Browned off

JANUARY can be exhausting, with the realisation that we have to struggle through almost an entire year till Christmas again… then (ugh!) yet another January. However, Scottish actress Rebecca Elise says: “You’ll never be as tired as me.”

The exhausted thespian was munching chocolates and saw what she assumed was a chunk that had dropped on the carpet.

It wasn’t.

Instead, it was the sort of brownish stuff that tends to arrive from the nether regions of her 14-month-old son.

“Only realised when it was practically touching my lips and I was overwhelmed by the stench,” she shudders.

Posh bird?

OVER the last few weeks reader David Donaldson has noticed an unusual sound in Glasgow’s Hyndland – the hooting of an owl.

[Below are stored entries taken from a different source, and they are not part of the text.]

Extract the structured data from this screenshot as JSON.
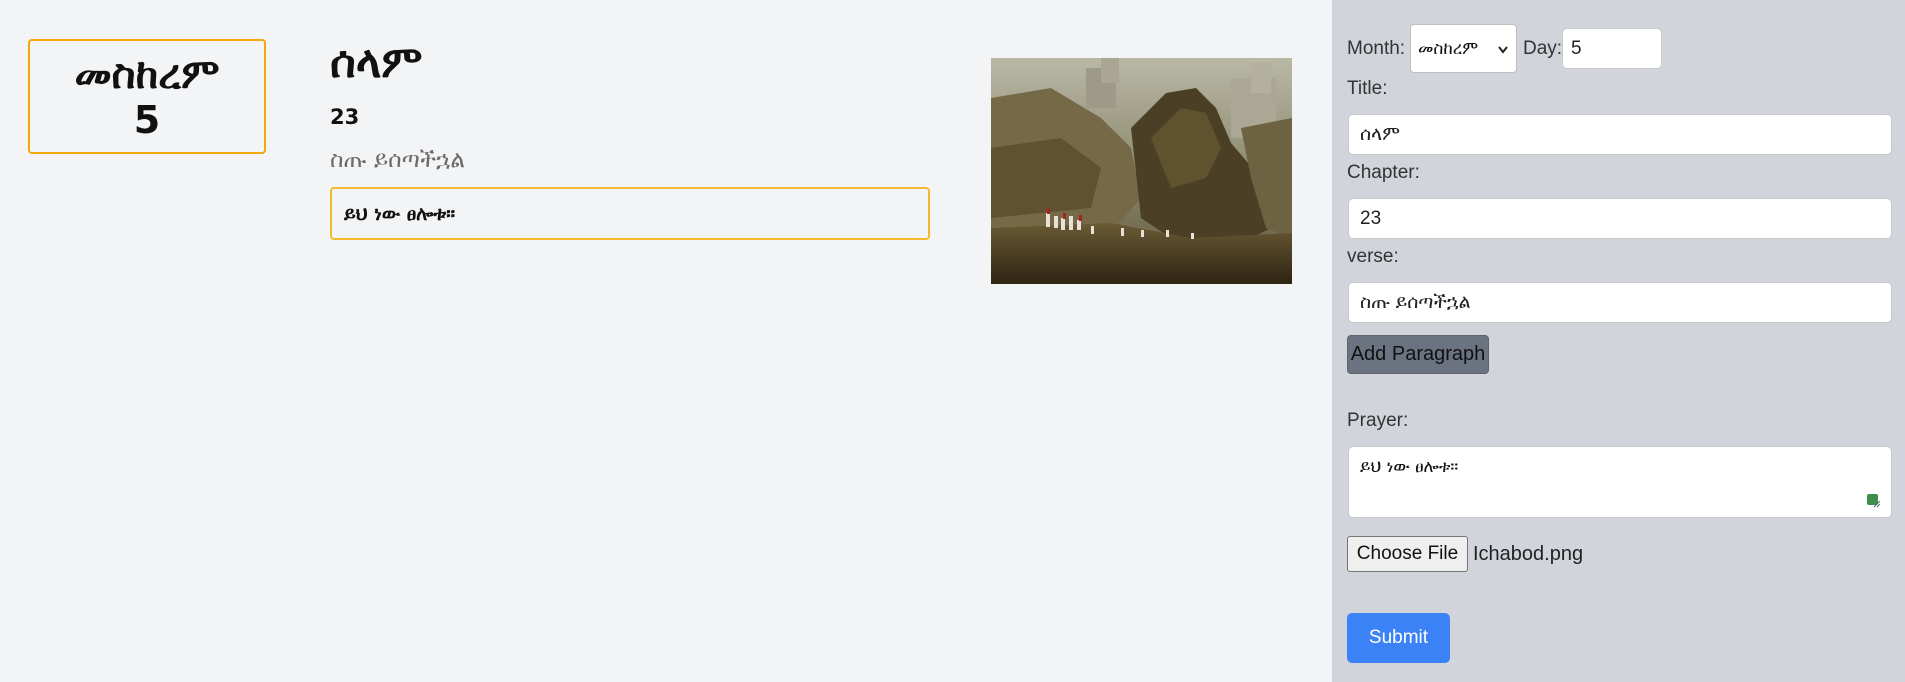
{
  "preview": {
    "month": "መስከረም",
    "day": "5",
    "title": "ሰላም",
    "chapter": "23",
    "verse": "ስጡ ይሰጣችኋል",
    "prayer": "ይህ ነው ፀሎቱ።",
    "image_icon": "painting-image"
  },
  "form": {
    "month_label": "Month:",
    "month_value": "መስከረም",
    "day_label": "Day:",
    "day_value": "5",
    "title_label": "Title:",
    "title_value": "ሰላም",
    "chapter_label": "Chapter:",
    "chapter_value": "23",
    "verse_label": "verse:",
    "verse_value": "ስጡ ይሰጣችኋል",
    "add_paragraph_label": "Add Paragraph",
    "prayer_label": "Prayer:",
    "prayer_value": "ይህ ነው ፀሎቱ።",
    "choose_file_label": "Choose File",
    "file_name": "Ichabod.png",
    "submit_label": "Submit"
  },
  "colors": {
    "preview_bg": "#f3f4f6",
    "panel_bg": "#d1d5db",
    "accent_border": "#f5a70c",
    "submit_blue": "#3b82f6",
    "button_grey": "#6b7280"
  }
}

“You can tell it’s not a native of the West End,” he says, “because it goes 'To-who' instead of 'To-whom'.”

The vulgar tongue

WITH Burns night a week away, many of our readers will no doubt be marvelling over the innate lyricism of the Scottish people.

Gordon McRae agrees that we Scots have great linguistic prowess, though he is more intrigued by the profane than the poetical, and has been musing over all the wonderful ways we have devised to denigrate and dismiss our friends and neighbours.

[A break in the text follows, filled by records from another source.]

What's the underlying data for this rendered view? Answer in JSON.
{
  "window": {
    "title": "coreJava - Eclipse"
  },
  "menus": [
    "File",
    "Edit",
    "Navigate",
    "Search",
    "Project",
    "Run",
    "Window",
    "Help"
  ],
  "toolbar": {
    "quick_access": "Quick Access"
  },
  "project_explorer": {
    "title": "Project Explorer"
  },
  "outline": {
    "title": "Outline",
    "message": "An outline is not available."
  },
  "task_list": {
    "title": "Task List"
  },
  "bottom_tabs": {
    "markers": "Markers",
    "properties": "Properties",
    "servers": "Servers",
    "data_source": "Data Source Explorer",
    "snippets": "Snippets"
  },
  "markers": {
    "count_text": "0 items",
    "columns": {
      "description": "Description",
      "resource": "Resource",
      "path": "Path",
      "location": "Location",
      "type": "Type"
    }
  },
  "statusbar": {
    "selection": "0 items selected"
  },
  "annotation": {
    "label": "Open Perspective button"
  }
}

His particular favourites include: “You've a heid fu' o' broken biscuits” and the triumphantly tart “If you had another brain it would be lonely.”

Collective wisdom

SCHOLARLY reader Larry Cheyne is on a mission to discover little known collective nouns. One he recently came across is: “A cameraderie of photographers.”

Hot property

A DIARY yarn about the ladies who once worked on our transport systems reminds Ritchie Young of his local village station mistress, back in the 1960s. A large, formidable woman, she would shout as trains arrived at the platform: "A' youse in there for here get oot."

Well liked by the engine drivers, they often gave her coal for her home fire, which she carried in a large shopping bag.

When she worked late in winter, the village bobby escorted her home in the dark, not realising his companion concealed ‘hot’ British Rail coal in her bag.

The name game

YESTERDAY we discussed a medic with a most curious name. Inspired by this tale, Bob Jamieson tells us that many years ago he got a vasectomy from a surgeon whose name was… Dr Coxon.

Rampaging return

QUERY of the day from reader Ted Parks, who says: “If a Viking is reincarnated, is he Bjorn again?”